How do I approach the problem? Any hints?
 A: I'll accept zhw.'s hint but write the full answer here because the question has received some attention.
Suppose the limit in $(0)$ doesnt exist, then there exists a sequence $v_k$ with $v_k\to 0$ and $v_k\neq 0$ such that 
$$\tag 1\frac{|f(a+ v_k) - f(a) - Tv_k|}{|v_k|} \ge \epsilon$$
for all $k$. Write $v_k=r_ku_k$ where $r_k=|v_k|$ and $|u_k|=1$. Then some subsequence of $u_k,$ which I'll still denote by $u_k,$ converges to some $u, |u|=1.$ Passing to a further subsequence if necessary, we can assume $r_1>r_2 >\cdots.$ Now this is the tricky part: how to define $g$. First we define $g$ in $[0,r_1]$. Set $g(0)=a$. For $t\in (0,r_1]$, since $r_k\to 0$ and $r_1>r_2>\cdots$ there is a $k$ such that $t\in[r_{k+1},r_k]$ and we set
$$g(t)=a+r_{k+1}\frac{r_k-t}{r_k-r_{k+1}}u_{k+1}+r_k\frac{t-r_{k+1}}{r_k-r_{k+1}}u_k$$
It's easy to see that $g$ is well defined and $g(r_k)=a+v_k$. Now if $t\in [r_{k+1},r_k]$
$$\frac{g(t)-g(0)}{t}-u=\frac{r_{k+1}(r_k-t)(u_{k+1}-u)+r_k(t-r_{k+1})(u_k-u)}{t(r_k-r_{k+1})}$$
From which one can prove $g_+'(0)=u$. If we set $g(t)=-g(-t)$ for $t\in [-r_1,0]$ we get $g'(0)=u$.

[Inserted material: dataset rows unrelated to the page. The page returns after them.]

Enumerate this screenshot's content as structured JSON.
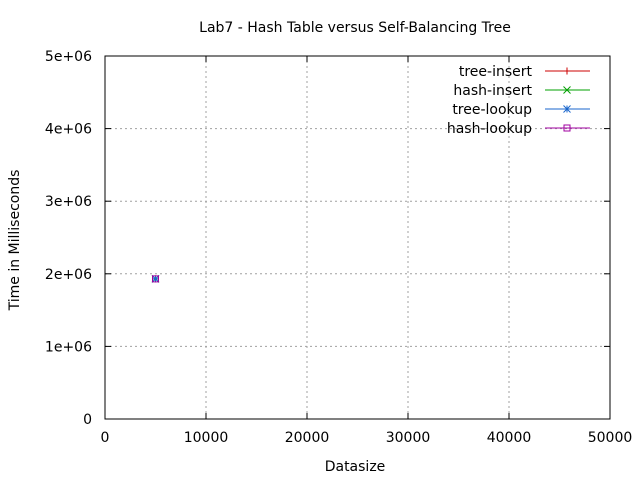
{
  "chart_data": {
    "type": "scatter",
    "title": "Lab7 - Hash Table versus Self-Balancing Tree",
    "xlabel": "Datasize",
    "ylabel": "Time in Milliseconds",
    "xlim": [
      0,
      50000
    ],
    "ylim": [
      0,
      5000000
    ],
    "x_ticks": [
      0,
      10000,
      20000,
      30000,
      40000,
      50000
    ],
    "x_tick_labels": [
      "0",
      "10000",
      "20000",
      "30000",
      "40000",
      "50000"
    ],
    "y_ticks": [
      0,
      1000000,
      2000000,
      3000000,
      4000000,
      5000000
    ],
    "y_tick_labels": [
      "0",
      "1e+06",
      "2e+06",
      "3e+06",
      "4e+06",
      "5e+06"
    ],
    "grid": true,
    "legend_position": "top-right",
    "series": [
      {
        "name": "tree-insert",
        "color": "#cc0000",
        "marker": "plus",
        "points": [
          {
            "x": 5000,
            "y": 1930000
          }
        ]
      },
      {
        "name": "hash-insert",
        "color": "#00a000",
        "marker": "cross",
        "points": [
          {
            "x": 5000,
            "y": 1930000
          }
        ]
      },
      {
        "name": "tree-lookup",
        "color": "#1a66cc",
        "marker": "star",
        "points": [
          {
            "x": 5000,
            "y": 1930000
          }
        ]
      },
      {
        "name": "hash-lookup",
        "color": "#a000a0",
        "marker": "square",
        "points": [
          {
            "x": 5000,
            "y": 1930000
          }
        ]
      }
    ]
  }
}
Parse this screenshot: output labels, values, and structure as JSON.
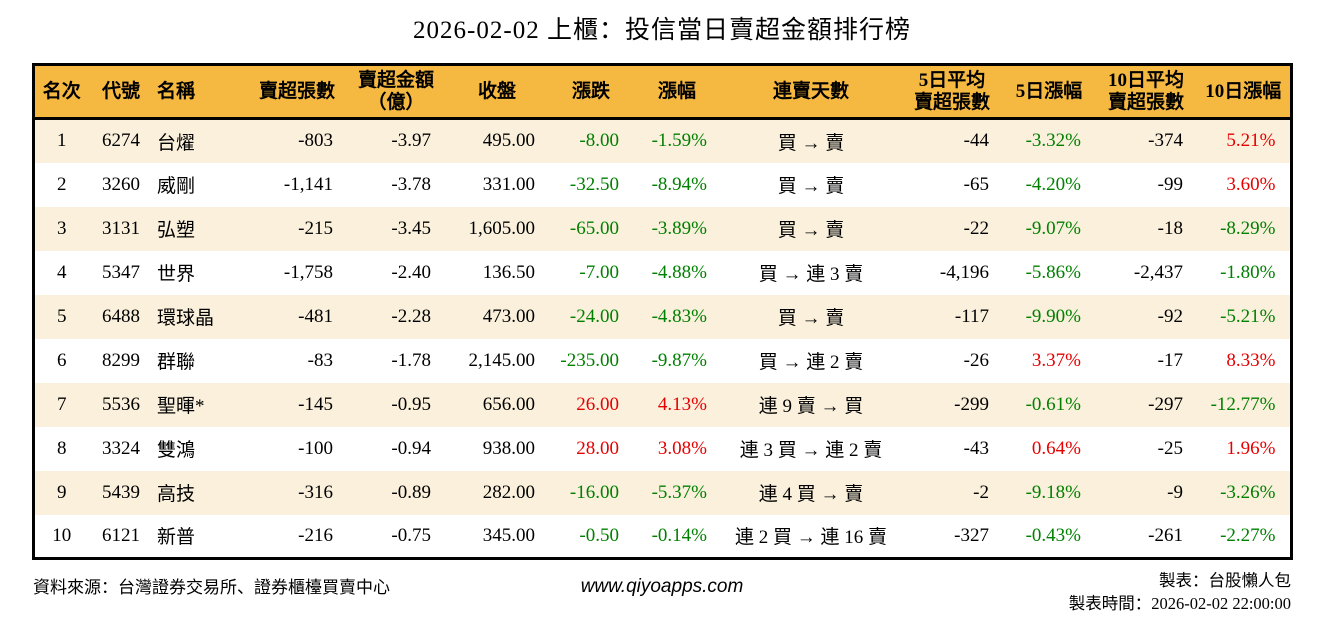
{
  "title": "2026-02-02 上櫃：投信當日賣超金額排行榜",
  "colors": {
    "header_bg": "#F5B841",
    "row_alt_bg": "#FAF0DC",
    "positive_red": "#E60000",
    "negative_green": "#008000"
  },
  "chart_data": {
    "type": "table",
    "title": "2026-02-02 上櫃：投信當日賣超金額排行榜",
    "columns": [
      "名次",
      "代號",
      "名稱",
      "賣超張數",
      "賣超金額\n（億）",
      "收盤",
      "漲跌",
      "漲幅",
      "連賣天數",
      "5日平均\n賣超張數",
      "5日漲幅",
      "10日平均\n賣超張數",
      "10日漲幅"
    ],
    "rows": [
      [
        "1",
        "6274",
        "台燿",
        "-803",
        "-3.97",
        "495.00",
        "-8.00",
        "-1.59%",
        "買 → 賣",
        "-44",
        "-3.32%",
        "-374",
        "5.21%"
      ],
      [
        "2",
        "3260",
        "威剛",
        "-1,141",
        "-3.78",
        "331.00",
        "-32.50",
        "-8.94%",
        "買 → 賣",
        "-65",
        "-4.20%",
        "-99",
        "3.60%"
      ],
      [
        "3",
        "3131",
        "弘塑",
        "-215",
        "-3.45",
        "1,605.00",
        "-65.00",
        "-3.89%",
        "買 → 賣",
        "-22",
        "-9.07%",
        "-18",
        "-8.29%"
      ],
      [
        "4",
        "5347",
        "世界",
        "-1,758",
        "-2.40",
        "136.50",
        "-7.00",
        "-4.88%",
        "買 → 連 3 賣",
        "-4,196",
        "-5.86%",
        "-2,437",
        "-1.80%"
      ],
      [
        "5",
        "6488",
        "環球晶",
        "-481",
        "-2.28",
        "473.00",
        "-24.00",
        "-4.83%",
        "買 → 賣",
        "-117",
        "-9.90%",
        "-92",
        "-5.21%"
      ],
      [
        "6",
        "8299",
        "群聯",
        "-83",
        "-1.78",
        "2,145.00",
        "-235.00",
        "-9.87%",
        "買 → 連 2 賣",
        "-26",
        "3.37%",
        "-17",
        "8.33%"
      ],
      [
        "7",
        "5536",
        "聖暉*",
        "-145",
        "-0.95",
        "656.00",
        "26.00",
        "4.13%",
        "連 9 賣 → 買",
        "-299",
        "-0.61%",
        "-297",
        "-12.77%"
      ],
      [
        "8",
        "3324",
        "雙鴻",
        "-100",
        "-0.94",
        "938.00",
        "28.00",
        "3.08%",
        "連 3 買 → 連 2 賣",
        "-43",
        "0.64%",
        "-25",
        "1.96%"
      ],
      [
        "9",
        "5439",
        "高技",
        "-316",
        "-0.89",
        "282.00",
        "-16.00",
        "-5.37%",
        "連 4 買 → 賣",
        "-2",
        "-9.18%",
        "-9",
        "-3.26%"
      ],
      [
        "10",
        "6121",
        "新普",
        "-216",
        "-0.75",
        "345.00",
        "-0.50",
        "-0.14%",
        "連 2 買 → 連 16 賣",
        "-327",
        "-0.43%",
        "-261",
        "-2.27%"
      ]
    ]
  },
  "footer": {
    "source": "資料來源：台灣證券交易所、證券櫃檯買賣中心",
    "website": "www.qiyoapps.com",
    "made_by": "製表：台股懶人包",
    "made_time": "製表時間：2026-02-02 22:00:00"
  }
}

We should have $(f\circ g)'(0)=Tu$, i.e. 
$$\tag 2\lim_{t\to 0}\frac{f(g(t))-f(g(0))}{t}=Tu$$
Since $r_k\to 0$, $(2)$ implies that 
$$\tag 3\lim_{k\to \infty}\frac{f(g(r_k))-f(g(0))}{r_k}=Tu$$
But $v_k/r_k=u_k\to u$ and $T$ is continuous so
$$\tag 4\lim_{k\to \infty}\frac{1}{r_k}Tv_k=\lim_{k\to \infty}T(\frac{v_k}{r_k})=Tu$$
$(3)$, $(4)$ and the fact that $g(r_k)=a+v_k$, $g(0)=a$ and $|v_k|=r_k$ imply that
$$\lim_{k\to \infty}\frac{f(a+ v_k) - f(a) - Tv_k}{|v_k|}=0$$
contradicting $(1)$.
A: Hint: Suppose $f$ is not differentiable at $a.$ Then there exists $\epsilon>0$ and a sequence $v_k \to 0$ such that
$$\tag 1\frac{|f(a+ v_k) - f(a) - Tv_k|}{|v_k|} \ge \epsilon$$
for all $k.$ Write $v_k = r_ku_k,$ where $r_k = |v_k|$ and $|u_k|=1.$ Then some subsequence of $u_k,$ which I'll still denote by $u_k,$ converges to some $u, |u|=1.$ Passing to a further subsequence if necessary, we can assume $r_1>r_2 >\cdots.$ The idea is that the sequence $a +v_k = a + r_ku_k$ approaches $a$ tangent to the line $\{a+tu: t \in \mathbb R\}.$ So think of a path $g:\mathbb R \to \mathbb R^n$ such that $g(0)=a$ and $g(r_k) = a+r_ku_k$ for each $k.$ If you do it the right way, you should get $g'(0) = u,$ and because of $(1),$ $(f\circ g)'(0)$ will not exist, giving a contradiction.